Of course, as a writer you go about with your eyes, ears, nose, hands and imagination open all the time, and you probably carry a notebook with you. I do now (A5 Moleskine, of course), because I realise that things often escape me if I don’t write them down. I rarely refer to the notebook. If it’s in there, it’s in my brain. I also notice how my daydreams go, how parts of my body are affected by, say, smell. The whole kinaesthetic thing. That’s quite useful for storytelling.
But I have had fun with the specific research for novel #2. I have, for example:
- Had tea with a movie star
- Taken Youngson to New York for two weeks. Yes, it was bona fide research, Mr Taxman
- Read books, both academic and schlocky, about stalkers
- Had lengthy correspondence with New York Criminal Lawyers
- Listened to Morrissey until my ears bleed.

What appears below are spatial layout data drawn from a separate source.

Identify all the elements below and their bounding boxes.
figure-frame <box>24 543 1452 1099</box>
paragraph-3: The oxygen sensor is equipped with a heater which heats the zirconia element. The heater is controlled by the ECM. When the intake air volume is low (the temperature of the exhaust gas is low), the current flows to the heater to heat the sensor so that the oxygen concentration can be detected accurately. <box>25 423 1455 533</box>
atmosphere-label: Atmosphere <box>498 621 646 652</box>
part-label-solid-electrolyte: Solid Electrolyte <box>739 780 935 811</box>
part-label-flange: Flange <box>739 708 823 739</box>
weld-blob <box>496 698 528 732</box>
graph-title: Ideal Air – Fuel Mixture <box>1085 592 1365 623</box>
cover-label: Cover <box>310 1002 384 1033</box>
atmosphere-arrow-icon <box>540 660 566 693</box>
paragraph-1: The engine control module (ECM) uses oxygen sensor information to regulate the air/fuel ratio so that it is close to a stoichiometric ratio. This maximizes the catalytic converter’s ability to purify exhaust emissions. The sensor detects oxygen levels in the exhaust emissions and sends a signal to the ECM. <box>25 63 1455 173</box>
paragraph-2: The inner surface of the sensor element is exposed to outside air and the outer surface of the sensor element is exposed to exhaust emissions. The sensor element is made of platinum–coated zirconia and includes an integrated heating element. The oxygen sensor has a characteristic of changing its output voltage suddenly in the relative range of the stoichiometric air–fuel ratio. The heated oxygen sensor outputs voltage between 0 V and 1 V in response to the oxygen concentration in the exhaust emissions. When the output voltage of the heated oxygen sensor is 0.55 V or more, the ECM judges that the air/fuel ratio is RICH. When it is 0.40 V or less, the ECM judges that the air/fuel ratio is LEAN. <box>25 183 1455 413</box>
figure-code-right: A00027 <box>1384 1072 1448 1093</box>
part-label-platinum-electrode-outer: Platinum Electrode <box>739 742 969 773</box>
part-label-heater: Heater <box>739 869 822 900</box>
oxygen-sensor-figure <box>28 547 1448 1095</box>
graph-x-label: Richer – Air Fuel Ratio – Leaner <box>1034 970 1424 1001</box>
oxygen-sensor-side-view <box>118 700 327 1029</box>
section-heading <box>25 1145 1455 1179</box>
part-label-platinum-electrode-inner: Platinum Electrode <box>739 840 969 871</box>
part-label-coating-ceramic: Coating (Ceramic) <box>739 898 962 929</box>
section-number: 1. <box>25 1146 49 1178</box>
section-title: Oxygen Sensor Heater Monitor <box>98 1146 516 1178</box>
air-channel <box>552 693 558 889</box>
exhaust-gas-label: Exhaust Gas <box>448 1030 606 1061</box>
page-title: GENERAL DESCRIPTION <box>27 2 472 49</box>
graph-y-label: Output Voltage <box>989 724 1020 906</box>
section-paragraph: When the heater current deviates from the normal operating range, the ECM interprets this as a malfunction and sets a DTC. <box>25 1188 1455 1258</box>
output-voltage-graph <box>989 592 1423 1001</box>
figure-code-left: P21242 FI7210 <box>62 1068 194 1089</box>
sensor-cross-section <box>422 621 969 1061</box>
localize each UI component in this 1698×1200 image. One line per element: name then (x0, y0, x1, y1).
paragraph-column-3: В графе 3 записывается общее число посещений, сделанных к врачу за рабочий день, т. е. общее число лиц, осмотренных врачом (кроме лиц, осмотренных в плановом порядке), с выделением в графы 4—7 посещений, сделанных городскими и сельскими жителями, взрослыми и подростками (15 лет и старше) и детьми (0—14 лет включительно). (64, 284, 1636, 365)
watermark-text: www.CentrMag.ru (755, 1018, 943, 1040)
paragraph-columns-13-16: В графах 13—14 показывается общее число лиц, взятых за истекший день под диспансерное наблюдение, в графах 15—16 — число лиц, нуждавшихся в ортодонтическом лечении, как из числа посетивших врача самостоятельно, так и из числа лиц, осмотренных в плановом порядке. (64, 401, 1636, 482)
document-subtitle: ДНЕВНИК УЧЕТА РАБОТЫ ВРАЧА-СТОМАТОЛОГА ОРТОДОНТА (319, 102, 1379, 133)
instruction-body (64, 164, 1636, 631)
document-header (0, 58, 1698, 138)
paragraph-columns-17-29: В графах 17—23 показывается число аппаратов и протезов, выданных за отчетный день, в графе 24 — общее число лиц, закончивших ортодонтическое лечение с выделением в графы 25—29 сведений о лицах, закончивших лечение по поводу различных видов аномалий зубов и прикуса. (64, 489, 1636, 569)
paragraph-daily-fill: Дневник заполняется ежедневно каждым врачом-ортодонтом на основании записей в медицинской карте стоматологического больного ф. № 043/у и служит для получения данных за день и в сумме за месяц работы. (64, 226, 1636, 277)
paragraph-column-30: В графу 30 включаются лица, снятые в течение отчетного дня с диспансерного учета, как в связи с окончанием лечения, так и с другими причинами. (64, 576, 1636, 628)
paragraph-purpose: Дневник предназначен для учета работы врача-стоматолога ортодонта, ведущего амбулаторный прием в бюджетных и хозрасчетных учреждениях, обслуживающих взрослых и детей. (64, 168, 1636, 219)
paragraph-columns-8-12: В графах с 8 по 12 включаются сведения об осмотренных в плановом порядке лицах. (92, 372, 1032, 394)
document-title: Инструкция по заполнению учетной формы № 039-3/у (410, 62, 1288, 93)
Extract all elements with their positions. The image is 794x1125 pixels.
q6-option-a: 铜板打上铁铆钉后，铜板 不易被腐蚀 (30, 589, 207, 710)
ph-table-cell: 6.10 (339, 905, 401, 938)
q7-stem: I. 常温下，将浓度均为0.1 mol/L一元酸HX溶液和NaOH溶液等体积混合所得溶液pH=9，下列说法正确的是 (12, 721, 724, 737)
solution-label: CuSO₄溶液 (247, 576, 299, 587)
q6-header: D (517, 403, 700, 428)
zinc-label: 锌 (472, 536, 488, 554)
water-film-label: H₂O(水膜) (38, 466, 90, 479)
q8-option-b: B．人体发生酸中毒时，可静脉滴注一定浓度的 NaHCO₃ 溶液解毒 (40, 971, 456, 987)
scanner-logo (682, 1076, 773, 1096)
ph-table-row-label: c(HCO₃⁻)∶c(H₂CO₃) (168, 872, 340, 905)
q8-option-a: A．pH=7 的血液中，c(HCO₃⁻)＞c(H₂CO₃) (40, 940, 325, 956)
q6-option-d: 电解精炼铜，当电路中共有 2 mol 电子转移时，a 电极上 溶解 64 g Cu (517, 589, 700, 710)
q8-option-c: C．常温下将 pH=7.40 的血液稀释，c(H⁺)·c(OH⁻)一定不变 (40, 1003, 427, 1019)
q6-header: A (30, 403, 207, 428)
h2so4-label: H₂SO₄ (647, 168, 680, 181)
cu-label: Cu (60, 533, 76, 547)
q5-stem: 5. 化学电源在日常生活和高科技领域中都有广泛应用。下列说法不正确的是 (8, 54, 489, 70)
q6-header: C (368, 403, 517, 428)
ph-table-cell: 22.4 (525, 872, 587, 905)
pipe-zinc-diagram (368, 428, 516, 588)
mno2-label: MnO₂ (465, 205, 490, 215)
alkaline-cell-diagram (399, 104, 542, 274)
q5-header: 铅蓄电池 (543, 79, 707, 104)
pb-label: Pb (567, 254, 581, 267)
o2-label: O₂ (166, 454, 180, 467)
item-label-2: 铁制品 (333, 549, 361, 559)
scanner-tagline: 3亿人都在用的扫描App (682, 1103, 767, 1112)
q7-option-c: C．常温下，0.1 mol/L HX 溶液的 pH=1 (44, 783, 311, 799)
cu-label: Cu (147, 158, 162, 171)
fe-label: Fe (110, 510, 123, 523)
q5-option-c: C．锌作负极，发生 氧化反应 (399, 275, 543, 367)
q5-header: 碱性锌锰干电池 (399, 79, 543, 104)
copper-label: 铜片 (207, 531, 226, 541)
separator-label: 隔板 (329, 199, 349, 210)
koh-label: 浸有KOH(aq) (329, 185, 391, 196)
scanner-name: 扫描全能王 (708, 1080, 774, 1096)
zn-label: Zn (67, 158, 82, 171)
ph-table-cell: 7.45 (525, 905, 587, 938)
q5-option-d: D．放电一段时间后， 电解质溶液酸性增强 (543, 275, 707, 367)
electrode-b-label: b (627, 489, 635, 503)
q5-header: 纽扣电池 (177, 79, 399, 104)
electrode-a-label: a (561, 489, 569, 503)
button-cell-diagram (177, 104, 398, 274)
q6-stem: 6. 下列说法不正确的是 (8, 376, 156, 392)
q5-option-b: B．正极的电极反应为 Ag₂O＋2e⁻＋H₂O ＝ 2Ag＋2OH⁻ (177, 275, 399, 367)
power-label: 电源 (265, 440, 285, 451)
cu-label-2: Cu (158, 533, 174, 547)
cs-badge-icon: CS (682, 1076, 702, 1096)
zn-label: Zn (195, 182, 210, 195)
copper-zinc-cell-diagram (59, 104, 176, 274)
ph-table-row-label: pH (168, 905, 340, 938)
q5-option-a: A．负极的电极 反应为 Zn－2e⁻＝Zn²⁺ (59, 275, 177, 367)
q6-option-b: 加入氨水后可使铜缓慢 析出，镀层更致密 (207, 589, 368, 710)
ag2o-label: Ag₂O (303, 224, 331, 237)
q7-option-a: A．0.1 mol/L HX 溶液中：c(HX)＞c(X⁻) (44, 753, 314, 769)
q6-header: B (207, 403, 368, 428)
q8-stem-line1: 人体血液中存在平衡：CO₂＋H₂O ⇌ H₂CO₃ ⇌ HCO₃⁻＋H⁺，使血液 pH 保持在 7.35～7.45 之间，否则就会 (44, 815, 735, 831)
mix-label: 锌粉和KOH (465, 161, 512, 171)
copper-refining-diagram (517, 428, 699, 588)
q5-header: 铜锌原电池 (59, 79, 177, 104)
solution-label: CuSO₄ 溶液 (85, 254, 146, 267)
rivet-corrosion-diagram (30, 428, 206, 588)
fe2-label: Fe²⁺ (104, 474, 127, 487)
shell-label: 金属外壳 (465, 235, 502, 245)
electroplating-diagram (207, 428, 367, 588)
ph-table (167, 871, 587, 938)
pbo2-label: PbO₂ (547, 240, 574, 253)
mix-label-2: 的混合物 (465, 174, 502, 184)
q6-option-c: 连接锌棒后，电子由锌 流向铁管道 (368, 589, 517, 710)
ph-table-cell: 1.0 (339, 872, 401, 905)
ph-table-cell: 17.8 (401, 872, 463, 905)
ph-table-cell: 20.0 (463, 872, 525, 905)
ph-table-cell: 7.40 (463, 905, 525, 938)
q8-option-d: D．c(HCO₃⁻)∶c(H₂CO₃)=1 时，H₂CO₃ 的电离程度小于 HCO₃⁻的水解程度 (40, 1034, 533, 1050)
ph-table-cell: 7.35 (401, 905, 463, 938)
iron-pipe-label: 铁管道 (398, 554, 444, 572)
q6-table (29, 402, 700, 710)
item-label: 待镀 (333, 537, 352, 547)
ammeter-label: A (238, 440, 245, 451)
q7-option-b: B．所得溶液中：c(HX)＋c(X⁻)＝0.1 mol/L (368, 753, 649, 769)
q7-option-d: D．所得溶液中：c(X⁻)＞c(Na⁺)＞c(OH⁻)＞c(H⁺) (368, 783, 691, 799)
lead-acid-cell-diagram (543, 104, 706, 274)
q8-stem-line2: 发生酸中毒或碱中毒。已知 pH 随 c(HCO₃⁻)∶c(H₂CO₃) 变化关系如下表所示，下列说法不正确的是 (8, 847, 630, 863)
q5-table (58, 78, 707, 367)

And today I lay a-bed and read Macbeth, then I watched an extremely odd and rather sweetly moving documentary about stalkers, called I Think We’re Alone Now by Sean Donnelly. I topped the day off with Billy Wilder’s Sunset Boulevard, the most perfect film study of fame-acquired narcissistic personality disorder ever (and fantastically useful to me, as it happened). When I turn 50, I’m going to have a Norma Desmond party. What frocks!
So, all that ‘field work’ done, I’ll be ready for the postponed-by-illness readthrough of the first draft on Monday. Can’t wait. I’ve got all my index cards and marker pens.
Hear, hear. Wasn’t it Julie Burchill who commented that you should never let the facts get in the way of a good story?
But isn’t she a journalist?! (she does spin a good yarn, though)
Yes, she is and she was, I think, referring to journalism, but I was taking ‘artistic’ licence. She has written fiction too, successfully. Her teen novel ‘Sugar Rush’ was adapted for the television.